I tried CUDA11.1 and it is faster than CUDA10.2 for SAGE.
But I am still confused about the fact that SAGE (mean aggregator) is much slower than GCN.

For example, when running GCN, I see 4 CusparseCsrmm2 calls per epoch (2 in FW and 2 in BW), and one epoch takes 90ms. When I run SAGE-mean, however, I see only 3 CusparseCsrmm2 calls per epoch (2 in FW and 1 in BW), but one epoch takes 400ms.
Note that the epoch time difference is mostly due to the CusparseCsrmm2 calls (i.e. cusparse::csrmm_v2_kernel).

Computation wise, GCN and SAGE-mean only differ in the normalization scores (i.e. Cij for each edge[i,j]). If normalization scores are pre-computed, the CusparseCsrmm2 calls should be exactly the same and thus the speed should be similar for GCN and SAGE-mean, right?

Also, this speed difference between GCN and SAGE is not only on GPU. I see this on CPU as well.
Seems like the spmm kernel calls for GCN and SAGE are different in some sense.
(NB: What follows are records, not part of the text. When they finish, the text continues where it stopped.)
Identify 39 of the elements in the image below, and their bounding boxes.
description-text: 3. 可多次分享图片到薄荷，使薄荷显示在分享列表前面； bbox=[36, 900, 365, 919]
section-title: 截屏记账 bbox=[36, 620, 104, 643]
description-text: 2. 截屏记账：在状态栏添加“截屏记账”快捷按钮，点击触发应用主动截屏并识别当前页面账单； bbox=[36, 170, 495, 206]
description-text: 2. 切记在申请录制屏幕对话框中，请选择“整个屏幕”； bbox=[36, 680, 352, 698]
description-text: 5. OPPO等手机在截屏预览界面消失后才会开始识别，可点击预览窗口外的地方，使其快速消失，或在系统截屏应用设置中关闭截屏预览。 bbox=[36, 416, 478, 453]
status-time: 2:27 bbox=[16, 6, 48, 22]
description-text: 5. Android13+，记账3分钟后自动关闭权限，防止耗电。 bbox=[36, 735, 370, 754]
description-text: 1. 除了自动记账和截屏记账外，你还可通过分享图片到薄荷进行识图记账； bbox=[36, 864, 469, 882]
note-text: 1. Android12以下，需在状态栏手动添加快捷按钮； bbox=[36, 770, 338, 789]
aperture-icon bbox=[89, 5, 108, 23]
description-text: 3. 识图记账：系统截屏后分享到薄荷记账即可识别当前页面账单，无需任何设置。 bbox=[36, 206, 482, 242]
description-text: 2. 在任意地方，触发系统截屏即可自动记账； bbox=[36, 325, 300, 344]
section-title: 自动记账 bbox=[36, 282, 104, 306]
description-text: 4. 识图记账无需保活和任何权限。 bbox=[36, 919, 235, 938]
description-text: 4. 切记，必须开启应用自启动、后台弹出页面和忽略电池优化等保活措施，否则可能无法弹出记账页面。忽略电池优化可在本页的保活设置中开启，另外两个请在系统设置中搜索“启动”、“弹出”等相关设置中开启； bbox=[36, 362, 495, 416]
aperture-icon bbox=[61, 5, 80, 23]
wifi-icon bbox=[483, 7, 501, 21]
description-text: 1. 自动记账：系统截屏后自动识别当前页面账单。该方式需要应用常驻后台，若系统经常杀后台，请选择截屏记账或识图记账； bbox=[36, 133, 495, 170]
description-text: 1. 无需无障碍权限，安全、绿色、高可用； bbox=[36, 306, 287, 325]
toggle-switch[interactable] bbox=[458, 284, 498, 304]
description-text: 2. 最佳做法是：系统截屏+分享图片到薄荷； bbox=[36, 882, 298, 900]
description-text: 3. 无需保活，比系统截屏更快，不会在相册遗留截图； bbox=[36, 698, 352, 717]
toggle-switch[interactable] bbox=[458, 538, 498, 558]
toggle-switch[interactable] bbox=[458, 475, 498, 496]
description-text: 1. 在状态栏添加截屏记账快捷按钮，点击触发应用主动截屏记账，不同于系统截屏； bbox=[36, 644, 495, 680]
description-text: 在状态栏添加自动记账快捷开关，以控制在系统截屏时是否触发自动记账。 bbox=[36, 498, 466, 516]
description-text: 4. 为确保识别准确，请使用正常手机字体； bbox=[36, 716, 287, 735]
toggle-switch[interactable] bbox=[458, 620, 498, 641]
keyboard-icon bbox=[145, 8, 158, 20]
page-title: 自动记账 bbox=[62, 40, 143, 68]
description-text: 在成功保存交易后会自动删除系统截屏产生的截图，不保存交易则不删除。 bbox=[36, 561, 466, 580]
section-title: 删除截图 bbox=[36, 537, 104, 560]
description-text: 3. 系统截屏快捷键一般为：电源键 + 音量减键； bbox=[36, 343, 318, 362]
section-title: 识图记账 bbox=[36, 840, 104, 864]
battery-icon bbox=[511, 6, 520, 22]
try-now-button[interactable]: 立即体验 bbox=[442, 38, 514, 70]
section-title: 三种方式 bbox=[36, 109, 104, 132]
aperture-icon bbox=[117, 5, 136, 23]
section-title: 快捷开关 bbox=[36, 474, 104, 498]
But I checked that the parameters for the calls are the same: e.g. for reddit graph, m = 232965 n = 16 k = 232965 nnz = 114615892

Am I missing something?

Best,
Xuhao

zihao · March 11, 2021, 3:58am

Please notice that there was a optimization in our GCNConv implementation:

github.com

dmlc/dgl/blob/master/python/dgl/nn/pytorch/conv/graphconv.py#L413-L426


if self._in_feats > self._out_feats:
    # mult W first to reduce the feature size for aggregation.
    if weight is not None:
        feat_src = th.matmul(feat_src, weight)
    graph.srcdata['h'] = feat_src
    graph.update_all(aggregate_fn, fn.sum(msg='m', out='h'))
    rst = graph.dstdata['h']
else:
    # aggregate first then mult W
    graph.srcdata['h'] = feat_src
    graph.update_all(aggregate_fn, fn.sum(msg='m', out='h'))
    rst = graph.dstdata['h']
    if weight is not None:
        rst = th.matmul(rst, weight)

What it did basically is to determine whether to compute AXW in ((AX)W) or (A(XW)), in some cases the later way is better and I don’t think we have such optimization for GraphSAGE. Would you mind checking if it’s the reason?

chenxuhao · March 11, 2021, 5:37am

This makes sense to me. What prevents you to do this optimization for SAGE? Is it something fundamental or you just didn’t do it?

zihao · March 11, 2021, 6:12am

I think it’s just because GraphSAGE has multiple kinds of aggregators (mean/pool/lstm/…), however for mean aggregator such optimization is appilcable. I’ll create a PR adding this feature.